My question is how does SNTC match CVE's to a device. Is it simply the devices code version and/or model of the device? CVE's normally list code version that is vulnerable to an attack on something that is running on the device such as SNMP for example. They give commands to run to see if you are running the process that is compromised. I would like to know if we turn on CLI collection in the CSPC, will it be able to figure out that we ARE NOT running the compromised process on a device and in return remove the CVE from the device in the SNTC portal? My problem is we get a lot of false positives with CVE vulnerabilities on devices because I think the portal is simply matching on device and/or code version (hence my original question). I end up running manual processes on devices to show that the device is indeed not running the compromised process. I would like to show a clean CVE audit report to my security team, but I can't if the CVE's keep showing up for devices that are not really compromised to the vulnerability. I also don't want to do knee-jerk reactive upgrades to switch code when I don't have to to simply get the CVE off the list when it wasn't compromised in the first place. Thanks in advance to anyone who can clear this up for me or have other ideas about the CVE's.

Chris Camplejohn · ‎09-27-2018

Not sure about a document. But the way it works is that we write rules that parse through the running configuration. These are called "features" in the inventory results. We then use those for PSIRT checks. For example, if a PSIRT applies if you have BGP enabled, we might have a feature rule with the regex looking for "^router bgp". Then if your device doesn't have that regex or that "feature", you would be "Not Vulnerable" to that PSIRT even if your SW Version is vulnerable to the PSIRT.

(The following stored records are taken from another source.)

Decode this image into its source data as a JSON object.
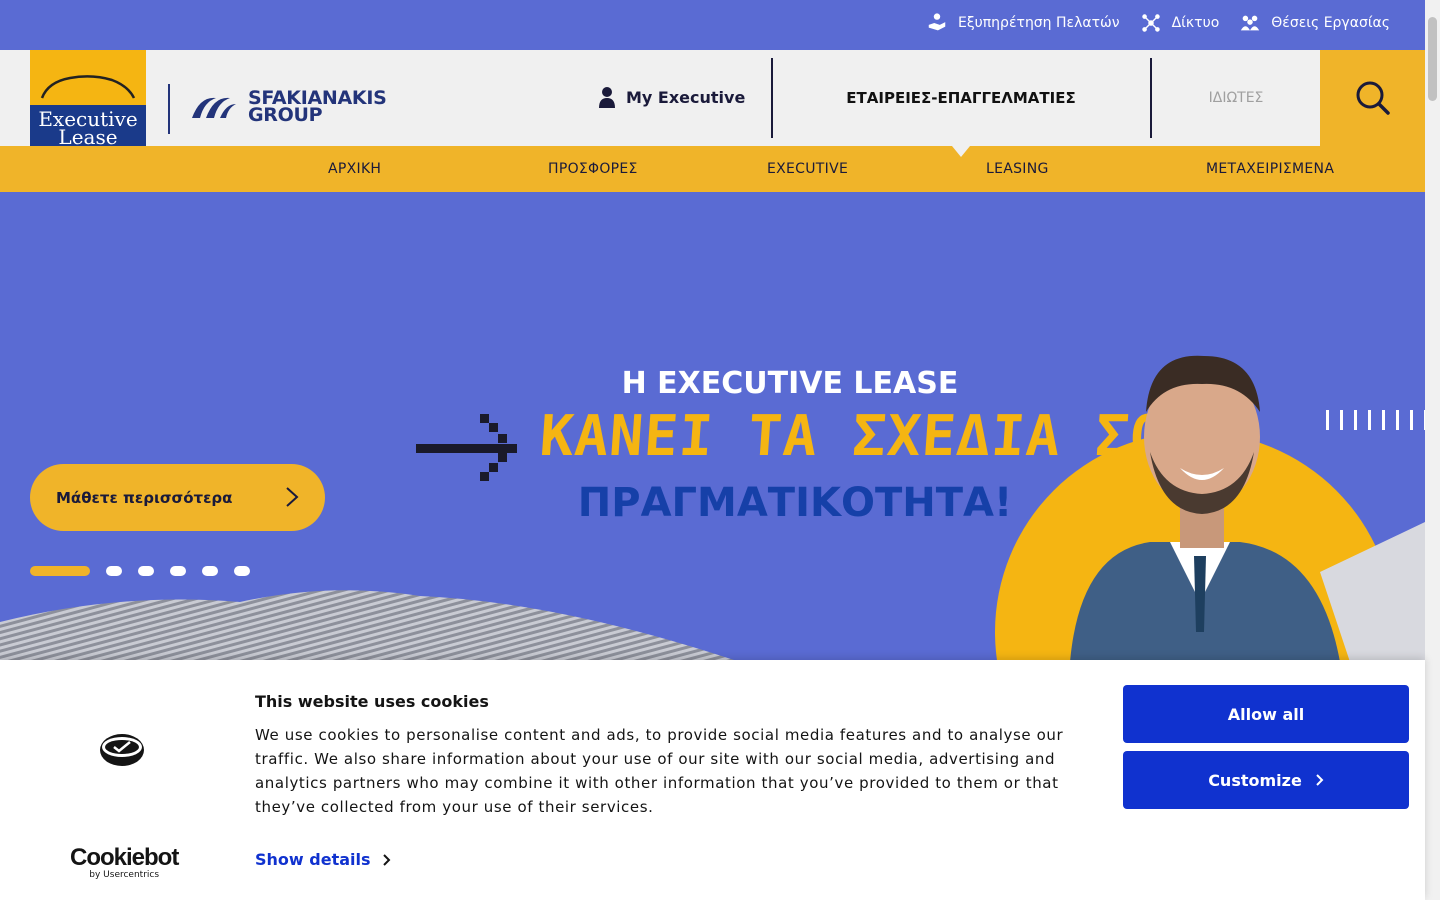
{
  "top_links": [
    {
      "label": "Εξυπηρέτηση Πελατών",
      "icon": "hand-heart-icon"
    },
    {
      "label": "Δίκτυο",
      "icon": "network-icon"
    },
    {
      "label": "Θέσεις Εργασίας",
      "icon": "people-icon"
    }
  ],
  "brand": {
    "logo_line1": "Executive",
    "logo_line2": "Lease",
    "group_line1": "SFAKIANAKIS",
    "group_line2": "GROUP"
  },
  "header": {
    "my_executive": "My Executive",
    "tab_business": "ΕΤΑΙΡΕΙΕΣ-ΕΠΑΓΓΕΛΜΑΤΙΕΣ",
    "tab_private": "ΙΔΙΩΤΕΣ"
  },
  "nav": {
    "items": [
      "ΑΡΧΙΚΗ",
      "ΠΡΟΣΦΟΡΕΣ",
      "EXECUTIVE",
      "LEASING",
      "ΜΕΤΑΧΕΙΡΙΣΜΕΝΑ"
    ]
  },
  "hero": {
    "line1": "Η EXECUTIVE LEASE",
    "line2": "ΚΑΝΕΙ ΤΑ ΣΧΕΔΙΑ ΣΟΥ",
    "line3": "ΠΡΑΓΜΑΤΙΚΟΤΗΤΑ!",
    "cta": "Μάθετε περισσότερα",
    "slides": 6,
    "active_slide": 1
  },
  "cookie": {
    "title": "This website uses cookies",
    "text": "We use cookies to personalise content and ads, to provide social media features and to analyse our traffic. We also share information about your use of our site with our social media, advertising and analytics partners who may combine it with other information that you’ve provided to them or that they’ve collected from your use of their services.",
    "show_details": "Show details",
    "allow_all": "Allow all",
    "customize": "Customize",
    "brand": "Cookiebot",
    "brand_sub": "by Usercentrics"
  },
  "colors": {
    "primary_blue": "#5a6bd3",
    "accent_yellow": "#f0b429",
    "cookie_blue": "#1032cf"
  }
}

View solution in original post

Chris Camplejohn · ‎09-27-2018

The minimum matching is based on SW Type (I.e. IOS, IOS-XE, etc.) and SW Version. But additionally, where applicable, the matching can be on a "feature" from the running configuration, the imagename (for IOS), the Chassis PID, the Module PIDs or in the case of IOS XR, the SMUs installed. Other CLI besides the running configuration are not currently checked today, but are planned for in the future.

davidoliver1 · ‎09-27-2018

I figured as much on your first sentence. Can you elaborate a little more on the "feature" from the running-config though? Is there a document on this I can refer to?
TIA.

Chris Camplejohn · ‎09-27-2018

Not sure about a document. But the way it works is that we write rules that parse through the running configuration. These are called "features" in the inventory results. We then use those for PSIRT checks. For example, if a PSIRT applies if you have BGP enabled, we might have a feature rule with the regex looking for "^router bgp". Then if your device doesn't have that regex or that "feature", you would be "Not Vulnerable" to that PSIRT even if your SW Version is vulnerable to the PSIRT.

davidoliver1 · ‎09-27-2018

Thats exactly what I am looking for. I will need to enable CLI discovery then. I only have SNMP turned on.

Chris Camplejohn · ‎09-27-2018

You just need to add the CLI credentials (either telnet or SSH). The collection will automatically collect the needed CLI.